When Frijoles Canyon was done, work started in on the Frey Trail, once the only way to get into the park. The soil below the trail's rock walls, constructed by the Civilian Conservation Corps in the 1930s, has been eroding.

"It's kind of like a triage thing," Stillman ways. "I'm trying to get the things people used to hike the most, the most popular trails, back."

The Stone Lions Trail to Yapashi and the Capulin Canyon Trail to Painted Cave are on that list. An ambitious hiker can still reach Painted Cave, he says, and trails guide the way to Capulin Canyon, but traveling along the bottom of the canyon requires walking in the creekbed.

"There's 70 miles of trails, and a lot of it was bad even before the fires and floods, so you've got to catch up," he says.

Stillman's work as a trail ranger sees him hiking these routes to inventory them. It's one of the only jobs as happily done on days off as on your work days, which he does, often spending his vacations deep in the monument's backcountry. Over the decade he's worked and volunteered at Bandelier, he's accumulated months worth of time out there.

"There's a whole lot more than that main loop trail," he says. "It's not spelled out for you. It's an adventure, and it's a good place to go to get away from people."

Even when trail maintenance is completed, the work isn't done, and part of the issue is that people don't seem to be hiking these trails as much.

"Once I fix them, I need people to walk on them to keep them there," he says. "We go out and do all this work, everybody puts all this effort in. … A year later, it's like you can't find the trail because nobody is hiking it."
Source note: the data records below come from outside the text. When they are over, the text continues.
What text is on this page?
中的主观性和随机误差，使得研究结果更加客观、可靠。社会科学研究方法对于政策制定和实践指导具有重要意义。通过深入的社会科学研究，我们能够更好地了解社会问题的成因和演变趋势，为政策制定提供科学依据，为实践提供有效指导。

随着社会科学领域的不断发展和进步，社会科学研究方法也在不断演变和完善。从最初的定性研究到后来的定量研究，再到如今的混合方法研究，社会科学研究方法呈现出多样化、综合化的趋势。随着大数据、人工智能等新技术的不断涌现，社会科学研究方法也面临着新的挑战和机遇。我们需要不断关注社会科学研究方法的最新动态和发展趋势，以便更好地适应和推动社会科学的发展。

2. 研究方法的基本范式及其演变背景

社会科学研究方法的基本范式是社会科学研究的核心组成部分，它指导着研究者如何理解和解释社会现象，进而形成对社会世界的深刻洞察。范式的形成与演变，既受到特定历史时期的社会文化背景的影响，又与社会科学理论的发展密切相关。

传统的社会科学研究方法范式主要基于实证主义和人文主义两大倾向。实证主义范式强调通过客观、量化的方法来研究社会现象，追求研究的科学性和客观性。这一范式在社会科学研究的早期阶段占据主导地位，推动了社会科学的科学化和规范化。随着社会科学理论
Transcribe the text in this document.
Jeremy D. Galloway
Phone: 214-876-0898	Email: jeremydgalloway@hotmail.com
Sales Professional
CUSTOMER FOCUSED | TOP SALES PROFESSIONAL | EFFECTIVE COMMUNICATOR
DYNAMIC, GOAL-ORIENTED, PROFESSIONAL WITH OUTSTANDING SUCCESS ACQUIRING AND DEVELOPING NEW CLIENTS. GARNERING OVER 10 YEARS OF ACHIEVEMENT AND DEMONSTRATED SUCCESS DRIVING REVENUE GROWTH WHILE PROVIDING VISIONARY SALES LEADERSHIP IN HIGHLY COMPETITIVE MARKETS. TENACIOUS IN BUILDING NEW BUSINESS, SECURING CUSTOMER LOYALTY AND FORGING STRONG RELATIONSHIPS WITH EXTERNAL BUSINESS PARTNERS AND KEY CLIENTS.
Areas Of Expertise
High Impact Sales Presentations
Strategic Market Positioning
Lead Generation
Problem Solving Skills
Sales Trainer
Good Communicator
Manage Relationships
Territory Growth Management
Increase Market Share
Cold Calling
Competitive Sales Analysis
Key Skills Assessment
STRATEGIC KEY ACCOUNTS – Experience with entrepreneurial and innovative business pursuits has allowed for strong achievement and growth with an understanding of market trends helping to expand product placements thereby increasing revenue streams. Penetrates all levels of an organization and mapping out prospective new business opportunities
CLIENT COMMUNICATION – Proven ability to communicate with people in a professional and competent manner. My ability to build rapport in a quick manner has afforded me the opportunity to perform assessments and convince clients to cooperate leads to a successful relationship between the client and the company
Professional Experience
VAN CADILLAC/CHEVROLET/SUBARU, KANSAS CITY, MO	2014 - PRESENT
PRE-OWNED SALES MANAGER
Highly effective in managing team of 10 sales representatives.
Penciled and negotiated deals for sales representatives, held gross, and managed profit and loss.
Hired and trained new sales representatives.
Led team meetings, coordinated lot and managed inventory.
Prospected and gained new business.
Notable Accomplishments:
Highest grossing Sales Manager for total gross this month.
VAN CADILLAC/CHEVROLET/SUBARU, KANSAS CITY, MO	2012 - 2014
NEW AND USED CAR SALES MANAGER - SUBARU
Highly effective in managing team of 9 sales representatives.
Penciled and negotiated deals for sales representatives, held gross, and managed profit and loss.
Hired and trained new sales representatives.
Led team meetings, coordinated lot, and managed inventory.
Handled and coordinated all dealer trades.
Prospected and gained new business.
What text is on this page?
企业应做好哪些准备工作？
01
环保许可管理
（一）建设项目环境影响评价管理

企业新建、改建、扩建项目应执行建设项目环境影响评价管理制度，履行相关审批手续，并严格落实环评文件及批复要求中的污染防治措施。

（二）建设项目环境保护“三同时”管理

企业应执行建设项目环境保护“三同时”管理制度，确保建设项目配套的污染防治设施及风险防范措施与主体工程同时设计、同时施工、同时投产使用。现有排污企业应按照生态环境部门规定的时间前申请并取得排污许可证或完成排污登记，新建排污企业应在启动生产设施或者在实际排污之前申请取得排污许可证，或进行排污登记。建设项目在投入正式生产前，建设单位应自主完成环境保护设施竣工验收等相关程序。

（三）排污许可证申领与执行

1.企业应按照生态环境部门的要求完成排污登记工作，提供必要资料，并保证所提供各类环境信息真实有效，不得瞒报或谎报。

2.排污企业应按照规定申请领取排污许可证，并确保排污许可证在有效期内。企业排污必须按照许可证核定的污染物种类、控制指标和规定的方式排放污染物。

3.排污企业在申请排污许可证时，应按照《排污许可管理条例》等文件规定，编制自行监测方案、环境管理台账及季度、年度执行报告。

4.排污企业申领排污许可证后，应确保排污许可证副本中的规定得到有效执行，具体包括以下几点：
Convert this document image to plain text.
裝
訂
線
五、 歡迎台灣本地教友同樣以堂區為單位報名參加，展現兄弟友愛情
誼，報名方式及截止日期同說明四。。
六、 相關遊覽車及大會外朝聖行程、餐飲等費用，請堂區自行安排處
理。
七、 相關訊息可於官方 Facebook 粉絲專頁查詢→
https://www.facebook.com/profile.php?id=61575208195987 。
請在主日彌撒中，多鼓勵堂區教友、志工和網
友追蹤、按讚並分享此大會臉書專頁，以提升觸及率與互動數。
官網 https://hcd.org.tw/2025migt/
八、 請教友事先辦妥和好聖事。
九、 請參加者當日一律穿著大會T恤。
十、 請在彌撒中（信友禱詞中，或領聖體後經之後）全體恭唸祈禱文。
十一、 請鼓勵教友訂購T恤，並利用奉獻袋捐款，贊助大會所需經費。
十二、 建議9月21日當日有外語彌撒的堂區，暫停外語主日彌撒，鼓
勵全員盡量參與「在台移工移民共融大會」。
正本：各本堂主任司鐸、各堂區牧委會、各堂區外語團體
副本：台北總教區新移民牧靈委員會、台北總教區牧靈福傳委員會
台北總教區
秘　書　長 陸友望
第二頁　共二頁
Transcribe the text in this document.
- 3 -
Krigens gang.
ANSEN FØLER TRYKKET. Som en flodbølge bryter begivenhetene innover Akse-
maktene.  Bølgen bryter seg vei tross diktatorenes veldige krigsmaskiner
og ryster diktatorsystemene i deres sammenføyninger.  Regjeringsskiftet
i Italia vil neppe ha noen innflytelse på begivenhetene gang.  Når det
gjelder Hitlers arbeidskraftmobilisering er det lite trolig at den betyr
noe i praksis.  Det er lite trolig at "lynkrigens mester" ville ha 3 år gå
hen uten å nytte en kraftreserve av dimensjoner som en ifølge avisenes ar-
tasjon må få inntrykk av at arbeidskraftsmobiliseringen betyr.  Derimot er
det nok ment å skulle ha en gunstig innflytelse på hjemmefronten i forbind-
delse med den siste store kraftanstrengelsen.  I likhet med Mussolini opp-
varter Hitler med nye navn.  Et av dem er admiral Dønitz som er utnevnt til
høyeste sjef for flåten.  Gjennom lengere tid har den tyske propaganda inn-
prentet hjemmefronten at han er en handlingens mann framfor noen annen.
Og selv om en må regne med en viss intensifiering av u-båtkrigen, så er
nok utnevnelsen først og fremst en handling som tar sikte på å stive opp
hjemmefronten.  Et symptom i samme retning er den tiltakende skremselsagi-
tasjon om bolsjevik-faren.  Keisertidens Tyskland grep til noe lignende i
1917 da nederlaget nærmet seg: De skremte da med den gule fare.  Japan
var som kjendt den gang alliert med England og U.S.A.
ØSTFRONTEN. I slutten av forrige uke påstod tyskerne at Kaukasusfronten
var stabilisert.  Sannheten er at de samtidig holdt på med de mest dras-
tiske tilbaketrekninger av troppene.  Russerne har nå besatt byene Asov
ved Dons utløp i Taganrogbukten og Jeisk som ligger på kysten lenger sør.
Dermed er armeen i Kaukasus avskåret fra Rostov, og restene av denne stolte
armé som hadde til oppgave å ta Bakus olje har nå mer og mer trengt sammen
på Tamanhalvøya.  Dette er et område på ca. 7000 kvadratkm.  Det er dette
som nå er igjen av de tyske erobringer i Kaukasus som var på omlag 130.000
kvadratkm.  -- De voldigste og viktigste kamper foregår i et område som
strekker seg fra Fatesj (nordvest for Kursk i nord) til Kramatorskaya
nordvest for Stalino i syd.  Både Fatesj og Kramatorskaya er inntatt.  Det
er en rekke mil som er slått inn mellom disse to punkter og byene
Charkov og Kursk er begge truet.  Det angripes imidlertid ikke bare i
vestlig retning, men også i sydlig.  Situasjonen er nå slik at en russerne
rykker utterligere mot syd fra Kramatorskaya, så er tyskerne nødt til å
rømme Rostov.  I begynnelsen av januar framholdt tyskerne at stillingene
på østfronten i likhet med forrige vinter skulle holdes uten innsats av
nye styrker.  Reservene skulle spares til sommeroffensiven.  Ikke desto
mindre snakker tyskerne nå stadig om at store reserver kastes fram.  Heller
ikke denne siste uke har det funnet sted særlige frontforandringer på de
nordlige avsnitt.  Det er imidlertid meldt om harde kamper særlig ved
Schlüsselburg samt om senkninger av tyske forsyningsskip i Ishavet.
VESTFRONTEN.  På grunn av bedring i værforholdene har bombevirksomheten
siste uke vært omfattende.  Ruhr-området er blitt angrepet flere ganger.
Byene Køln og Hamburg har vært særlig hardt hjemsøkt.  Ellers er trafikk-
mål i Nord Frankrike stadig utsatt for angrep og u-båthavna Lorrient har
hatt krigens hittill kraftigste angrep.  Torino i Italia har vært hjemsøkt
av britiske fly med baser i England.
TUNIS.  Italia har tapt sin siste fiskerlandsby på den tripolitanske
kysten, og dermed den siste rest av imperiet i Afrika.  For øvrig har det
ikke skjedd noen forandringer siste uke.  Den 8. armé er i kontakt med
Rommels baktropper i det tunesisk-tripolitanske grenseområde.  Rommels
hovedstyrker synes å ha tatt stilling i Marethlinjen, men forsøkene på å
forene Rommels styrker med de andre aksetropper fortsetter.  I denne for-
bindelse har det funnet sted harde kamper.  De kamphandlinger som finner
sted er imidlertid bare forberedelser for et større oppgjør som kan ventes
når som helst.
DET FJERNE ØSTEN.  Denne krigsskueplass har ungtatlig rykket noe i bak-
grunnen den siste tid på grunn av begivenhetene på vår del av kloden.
Foot traffic beats back the cheat grass and compacts the soil, keeping the trails more clear and visible.

"We fixed a trail this spring that had been gone for a long time, and I don't know if anybody has even hiked it this year," he says.

Some of that, too, may be a product of Las Conchas fire damage. Returning hikers found some of those trails in pretty rough condition initially.

"They'd give up and go away and do other things," he says, "and I don't think they realize a lot of the Bandelier trails are back."

The Enthusiast is a twice-monthly column dedicated to the people in and stories from our outdoor sports community.